Bills recently signed by Gov. Rick Scott change the way schools and districts are graded. Florida is also overhauling standardized tests given to students in various grades.
"The goal is to make it easier to understand. There will be a clear connection between the school grading formula and improving student outcomes," Juan Copa, deputy education commissioner, told the Florida Board of Education during a routine meeting held in the western Panhandle town of Milton.
Florida's Republican-controlled Legislature made numerous changes to the state's public school evaluation system in the last session. The state's new standardized tests will align with the education standards known as the Common Core. The new grading formula is designed to be simpler and schools won't be penalized for any negative results the first year the new test is taken.
Other changes include a law to protect student privacy by requiring districts to use education numbers instead of Social Security numbers and a measure to give parents more opportunity to object to textbooks selected for use in their children's school.
Despite the changes, some legislators remain unhappy with the state's efforts to meet the suggested guidelines.
The federal Common Core State Standards are a result of an initiative sponsored by the National Governors Association and the Council of Chief State School Officers.

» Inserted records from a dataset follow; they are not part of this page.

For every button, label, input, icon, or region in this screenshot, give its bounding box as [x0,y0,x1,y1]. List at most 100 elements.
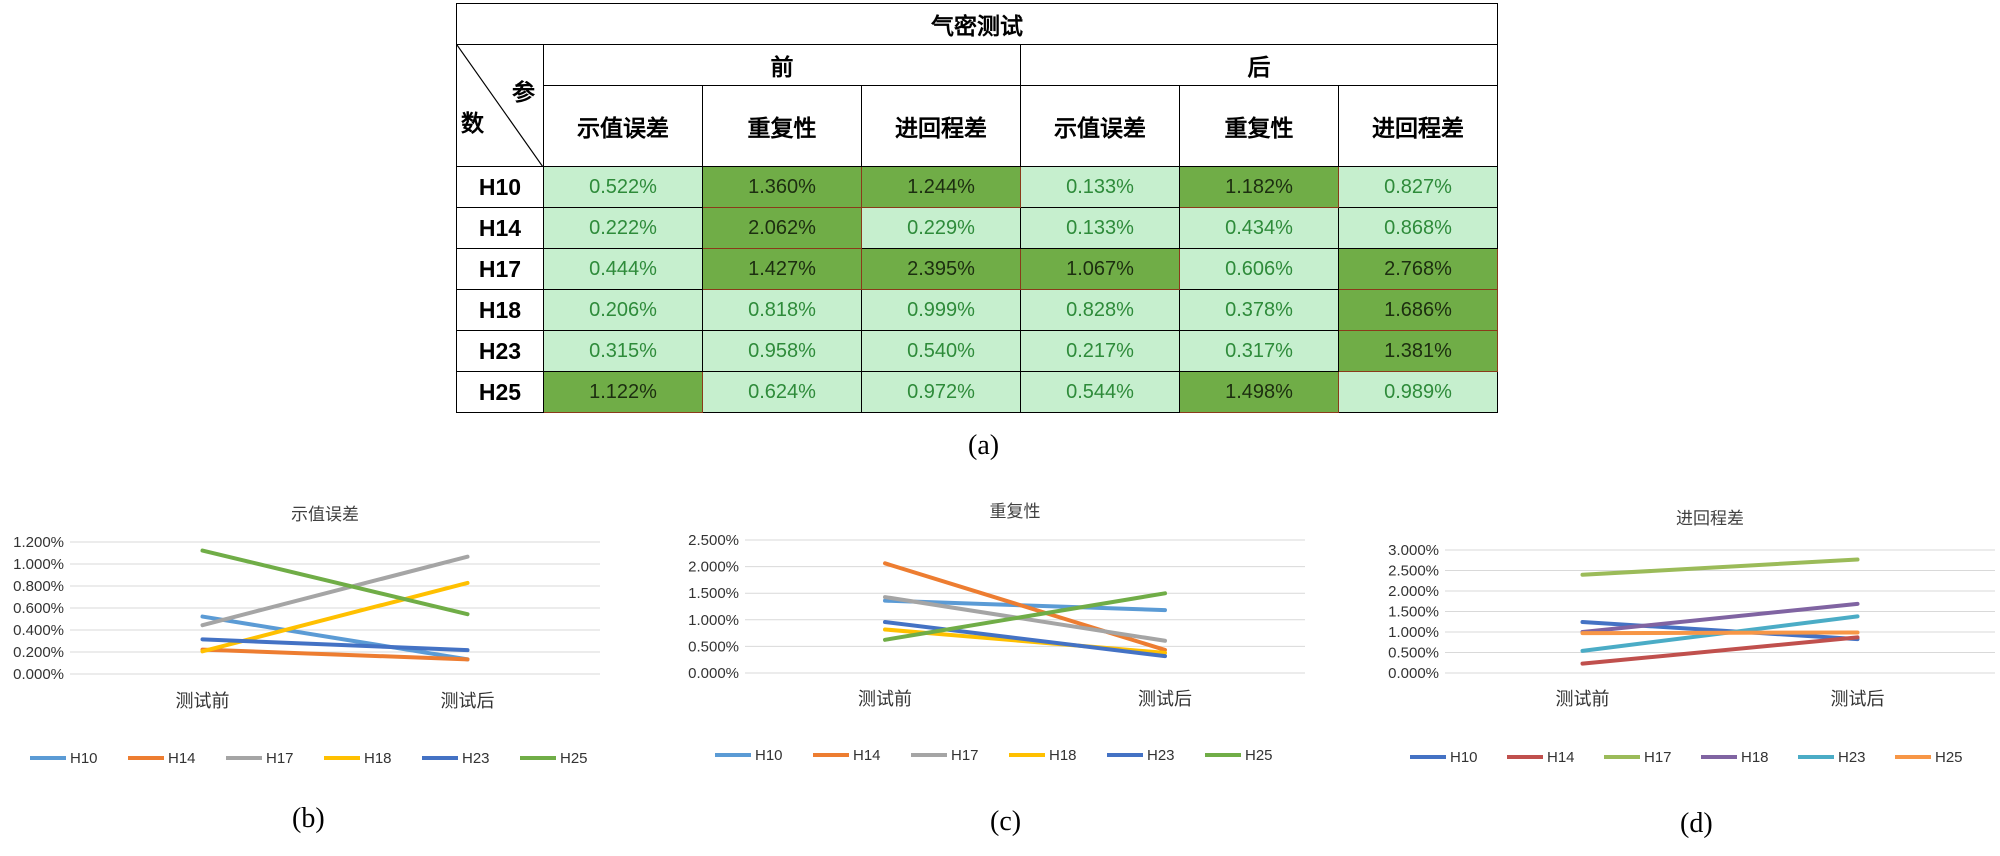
table-cell: 0.315% [543,330,703,372]
caption-a: (a) [968,430,1000,461]
x-category-label: 测试前 [176,691,230,712]
table-cell: 0.606% [1179,248,1339,290]
table-cell: 0.522% [543,166,703,208]
legend-label: H14 [853,747,881,764]
table-cell: 0.989% [1338,371,1498,413]
legend-label: H14 [1547,749,1575,766]
y-tick-label: 0.800% [13,578,64,595]
y-tick-label: 0.000% [1388,665,1439,682]
series-line-h14 [200,647,470,662]
y-tick-label: 0.500% [1388,645,1439,662]
table-cell: 0.958% [702,330,862,372]
y-tick-label: 0.400% [13,622,64,639]
chart-hysteresis: 进回程差 0.000% 0.500% 1.000% 1.500% 2.000% 2.500%… [1388,509,1995,766]
y-tick-label: 2.000% [688,559,739,576]
table-row: H23 0.315% 0.958% 0.540% 0.217% 0.317% 1.381% [456,330,1498,372]
caption-d: (d) [1680,808,1713,839]
table-cell: 0.540% [861,330,1021,372]
table-title: 气密测试 [456,3,1498,45]
series-line-h25 [883,591,1167,642]
table-cell: 1.360% [702,166,862,208]
table-cell: 1.686% [1338,289,1498,331]
y-tick-label: 2.500% [1388,563,1439,580]
y-tick-label: 1.500% [688,585,739,602]
legend-label: H10 [1450,749,1478,766]
x-category-label: 测试后 [441,691,495,712]
y-tick-label: 1.000% [688,612,739,629]
series-line-h10 [200,614,470,662]
series-line-h14 [883,561,1167,652]
series-line-h25 [200,548,470,617]
legend-label: H25 [1245,747,1273,764]
airtight-test-table-wrap: 气密测试 参 数 前 后 示值误差 重复性 进回程差 示值误差 重复性 [456,3,1498,413]
y-tick-label: 2.000% [1388,583,1439,600]
table-cell: 1.122% [543,371,703,413]
table-cell: 0.868% [1338,207,1498,249]
legend-label: H17 [951,747,979,764]
legend-label: H23 [462,750,490,767]
y-tick-label: 0.000% [13,666,64,683]
legend-label: H23 [1147,747,1175,764]
x-category-label: 测试前 [1556,689,1610,710]
subheader: 进回程差 [861,85,1021,167]
subheader: 示值误差 [1020,85,1180,167]
table-cell: 0.444% [543,248,703,290]
y-tick-label: 1.000% [1388,624,1439,641]
table-cell: 0.544% [1020,371,1180,413]
chart-indication-error: 示值误差 0.000% 0.200% 0.400% 0.600% 0.800% 1.000%… [13,505,600,767]
y-tick-label: 0.500% [688,638,739,655]
table-cell: 0.229% [861,207,1021,249]
corner-label-top: 参 [512,80,535,106]
x-category-label: 测试后 [1831,689,1885,710]
caption-b: (b) [292,803,325,834]
y-tick-label: 2.500% [688,532,739,549]
legend-label: H10 [70,750,98,767]
y-tick-label: 0.000% [688,665,739,682]
table-cell: 2.768% [1338,248,1498,290]
table-cell: 0.818% [702,289,862,331]
table-row: H14 0.222% 2.062% 0.229% 0.133% 0.434% 0.868% [456,207,1498,249]
table-cell: 0.133% [1020,207,1180,249]
series-line-h10 [1580,619,1860,642]
chart-title: 进回程差 [1676,509,1744,529]
table-cell: 0.972% [861,371,1021,413]
table-cell: 1.182% [1179,166,1339,208]
legend-label: H23 [1838,749,1866,766]
subheader: 示值误差 [543,85,703,167]
diagonal-line [457,45,543,167]
legend-label: H14 [168,750,196,767]
table-cell: 0.999% [861,289,1021,331]
series-line-h23 [883,620,1167,659]
legend-label: H18 [1049,747,1077,764]
table-cell: 0.317% [1179,330,1339,372]
y-tick-label: 0.200% [13,644,64,661]
series-line-h17 [1580,557,1860,577]
row-header: H23 [456,330,544,372]
table-cell: 1.381% [1338,330,1498,372]
legend-label: H10 [755,747,783,764]
y-tick-label: 1.000% [13,556,64,573]
table-cell: 0.222% [543,207,703,249]
airtight-test-table: 气密测试 参 数 前 后 示值误差 重复性 进回程差 示值误差 重复性 [456,3,1498,413]
table-cell: 1.498% [1179,371,1339,413]
group-header-after: 后 [1020,44,1498,86]
row-header: H25 [456,371,544,413]
caption-c: (c) [990,806,1022,837]
y-tick-label: 1.200% [13,534,64,551]
table-cell: 0.828% [1020,289,1180,331]
table-cell: 0.827% [1338,166,1498,208]
row-header: H17 [456,248,544,290]
table-cell: 0.133% [1020,166,1180,208]
series-line-h25 [1580,630,1860,636]
table-cell: 1.244% [861,166,1021,208]
table-row: H25 1.122% 0.624% 0.972% 0.544% 1.498% 0.989% [456,371,1498,413]
corner-label-bottom: 数 [461,111,484,137]
table-cell: 0.434% [1179,207,1339,249]
legend-label: H18 [1741,749,1769,766]
subheader: 重复性 [1179,85,1339,167]
series-line-h14 [1580,635,1860,666]
series-line-h18 [1580,601,1860,635]
series-line-h17 [883,595,1167,643]
table-row: H18 0.206% 0.818% 0.999% 0.828% 0.378% 1.686% [456,289,1498,331]
table-cell: 1.427% [702,248,862,290]
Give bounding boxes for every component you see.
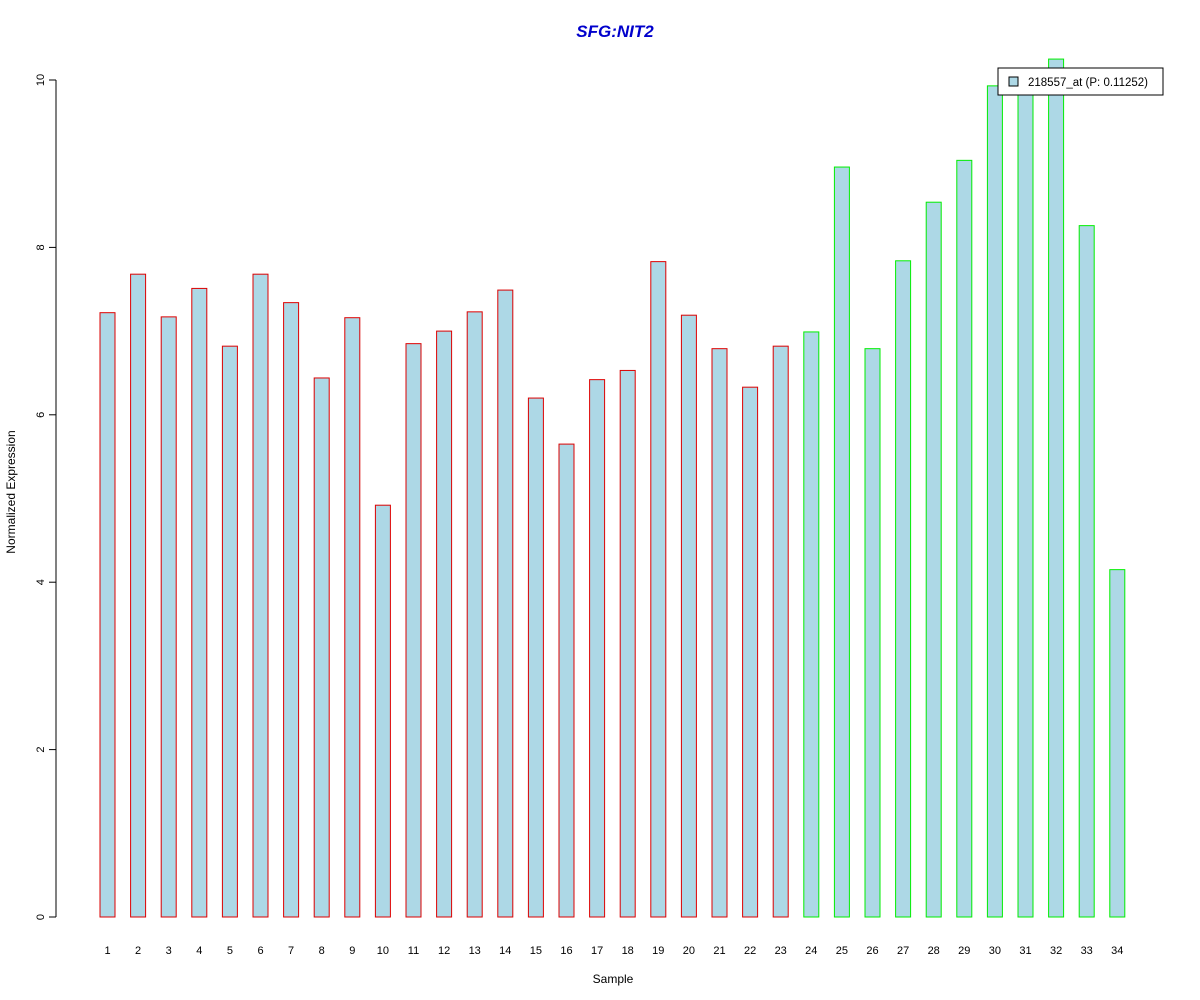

Common Core Standards have been adopted in 45 states and Washington, D.C.
Opponents see them as the nationalization of education policy and standards, something they say should be left to the states. Supporters contend that having a shared set of standards will allow for a more accurate state-by-state comparison of student performance.
Although the education-reform bills were signed into law this year, school districts will not receive any penalties or consequences of the new grading system until the 2015-2016 school year. Test scores from the 2014-2015 school will be used only as a baseline for future years. The 2014-2015 school year will be a transitional year to the new testing system, Copa said.
Once the new system is implemented, individual schools and school districts will receive an annual A-F grade. The new grading system is designed to be easier to understand than the current grading system. It eliminates a complicated bonus point system that had weighted the scores of some schools and it grades schools in a straightforward way based on the percentage of possible points earned, Copa said.
In the coming months, the state board will review the content of the new tests and the schedules for testing.